Был день, и была ночь — не помню, сколько часов я проспал, иногда ненадолго просыпаясь, не совсем понимая, где я, слышал гудки паровоза и ощущал запах вагонной пыли, смешанной с запахом топленого масла от ведерка, и опять засыпал. Наконец с трудом проснулся от голоса Амосова, который дергал меня за ногу и даже брызгал в лицо водой. Я слез с полки, отдал Амосову ведерко и как очумелый сел на нижнюю скамью.
— Скоро приедем, — заторопил меня Амосов, — еще один пролет, и будет Ново-Николаевск. Тебе слезать. В городе сразу же иди в редакцию «Советской Сибири». А мне дальше, до Москвы.
Он обнял меня, как отец, и добавил:
— Будь благоразумным и привыкай к новой жизни. Я полюбил тебя, как родного сына. — И мне показалось, что в его монгольских глазах, чуть прикрытых толстыми, припухшими веками, блеснула скупая слеза.
Я поцеловал его с почтением и нежностью и сказал:
— Прощай! Спасибо, дагор (по-якутски — друг). Ты счастливый человек, ты увидишь Ленина, будешь беседовать с ним и скажешь ему, как мы любим его и думаем о нем.

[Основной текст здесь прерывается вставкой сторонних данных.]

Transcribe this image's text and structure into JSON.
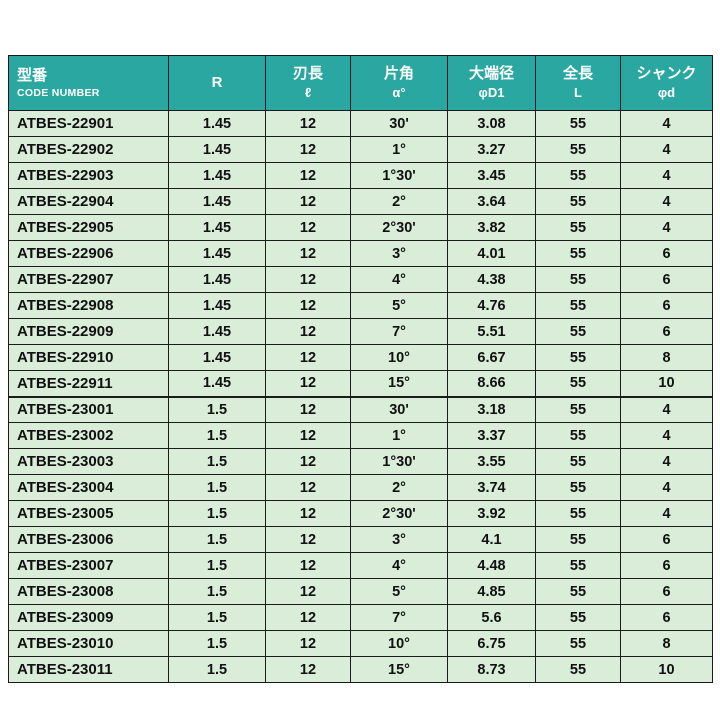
{
  "theme": {
    "header_bg": "#2ba7a2",
    "header_text": "#ffffff",
    "row_bg": "#d9edd9",
    "border": "#1b1b1b",
    "page_bg": "#ffffff"
  },
  "table": {
    "columns": [
      {
        "key": "code",
        "label_ja": "型番",
        "label_sub": "CODE NUMBER"
      },
      {
        "key": "r",
        "label_ja": "R",
        "label_sub": ""
      },
      {
        "key": "flute_length",
        "label_ja": "刃長",
        "label_sub": "ℓ"
      },
      {
        "key": "half_angle",
        "label_ja": "片角",
        "label_sub": "α°"
      },
      {
        "key": "large_end_dia",
        "label_ja": "大端径",
        "label_sub": "φD1"
      },
      {
        "key": "overall_length",
        "label_ja": "全長",
        "label_sub": "L"
      },
      {
        "key": "shank",
        "label_ja": "シャンク",
        "label_sub": "φd"
      }
    ],
    "groups": [
      {
        "rows": [
          [
            "ATBES-22901",
            "1.45",
            "12",
            "30'",
            "3.08",
            "55",
            "4"
          ],
          [
            "ATBES-22902",
            "1.45",
            "12",
            "1°",
            "3.27",
            "55",
            "4"
          ],
          [
            "ATBES-22903",
            "1.45",
            "12",
            "1°30'",
            "3.45",
            "55",
            "4"
          ],
          [
            "ATBES-22904",
            "1.45",
            "12",
            "2°",
            "3.64",
            "55",
            "4"
          ],
          [
            "ATBES-22905",
            "1.45",
            "12",
            "2°30'",
            "3.82",
            "55",
            "4"
          ],
          [
            "ATBES-22906",
            "1.45",
            "12",
            "3°",
            "4.01",
            "55",
            "6"
          ],
          [
            "ATBES-22907",
            "1.45",
            "12",
            "4°",
            "4.38",
            "55",
            "6"
          ],
          [
            "ATBES-22908",
            "1.45",
            "12",
            "5°",
            "4.76",
            "55",
            "6"
          ],
          [
            "ATBES-22909",
            "1.45",
            "12",
            "7°",
            "5.51",
            "55",
            "6"
          ],
          [
            "ATBES-22910",
            "1.45",
            "12",
            "10°",
            "6.67",
            "55",
            "8"
          ],
          [
            "ATBES-22911",
            "1.45",
            "12",
            "15°",
            "8.66",
            "55",
            "10"
          ]
        ]
      },
      {
        "rows": [
          [
            "ATBES-23001",
            "1.5",
            "12",
            "30'",
            "3.18",
            "55",
            "4"
          ],
          [
            "ATBES-23002",
            "1.5",
            "12",
            "1°",
            "3.37",
            "55",
            "4"
          ],
          [
            "ATBES-23003",
            "1.5",
            "12",
            "1°30'",
            "3.55",
            "55",
            "4"
          ],
          [
            "ATBES-23004",
            "1.5",
            "12",
            "2°",
            "3.74",
            "55",
            "4"
          ],
          [
            "ATBES-23005",
            "1.5",
            "12",
            "2°30'",
            "3.92",
            "55",
            "4"
          ],
          [
            "ATBES-23006",
            "1.5",
            "12",
            "3°",
            "4.1",
            "55",
            "6"
          ],
          [
            "ATBES-23007",
            "1.5",
            "12",
            "4°",
            "4.48",
            "55",
            "6"
          ],
          [
            "ATBES-23008",
            "1.5",
            "12",
            "5°",
            "4.85",
            "55",
            "6"
          ],
          [
            "ATBES-23009",
            "1.5",
            "12",
            "7°",
            "5.6",
            "55",
            "6"
          ],
          [
            "ATBES-23010",
            "1.5",
            "12",
            "10°",
            "6.75",
            "55",
            "8"
          ],
          [
            "ATBES-23011",
            "1.5",
            "12",
            "15°",
            "8.73",
            "55",
            "10"
          ]
        ]
      }
    ]
  }
}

Тут поезд стал замедлять ход и остановился. Я схватил свою солдатскую сумку и вышел на перрон вокзала. Постоял, посмотрел вслед удаляющемуся поезду и тихо побрел по улицам незнакомого города. Он оказался довольно большим, с широкими тротуарами, обсаженными тополями. Но дома были невысокие, чаще одноэтажные и двухэтажные, построенные прочно, по-сибирски...

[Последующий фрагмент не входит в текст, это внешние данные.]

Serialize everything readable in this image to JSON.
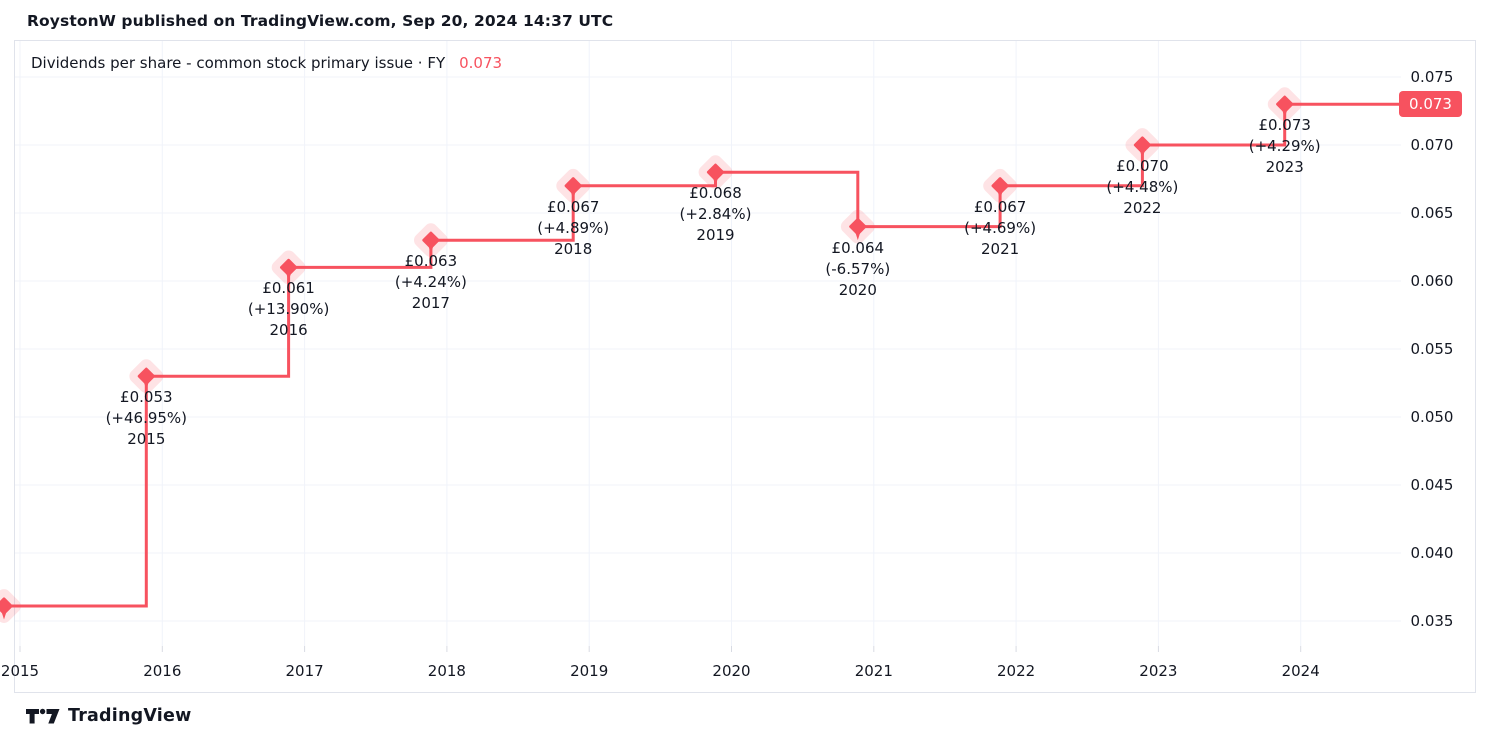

На одном из домов я увидел вывеску: «Редакция газеты «Советская Сибирь». Я поднялся на крыльцо, постучал в дверь. Никто не откликнулся. Я вошел в дом.
В первой комнате стоял длинный стол, покрытый кумачовой скатертью. На столе большая стопа отличной писчей бумаги и деревянный стакан с карандашами. Я заметил, что один карандаш, хоршо отточенный, лежал отдельно. Должно быть, им недавно писали. Я взял в руки карандаш, стал его рассматривать. Сделан он был отлично, дерево — настоящий кедр, графит черный, жирный. Приятно таким карандашом писать. Тут я вспомнил, что еще в поезде, лежа на верхней полке, у меня в голове стали роиться и складываться стихотворные строчки о моей милой Белоруссии, где я родился, учился и вырос в бедной еврейской семье.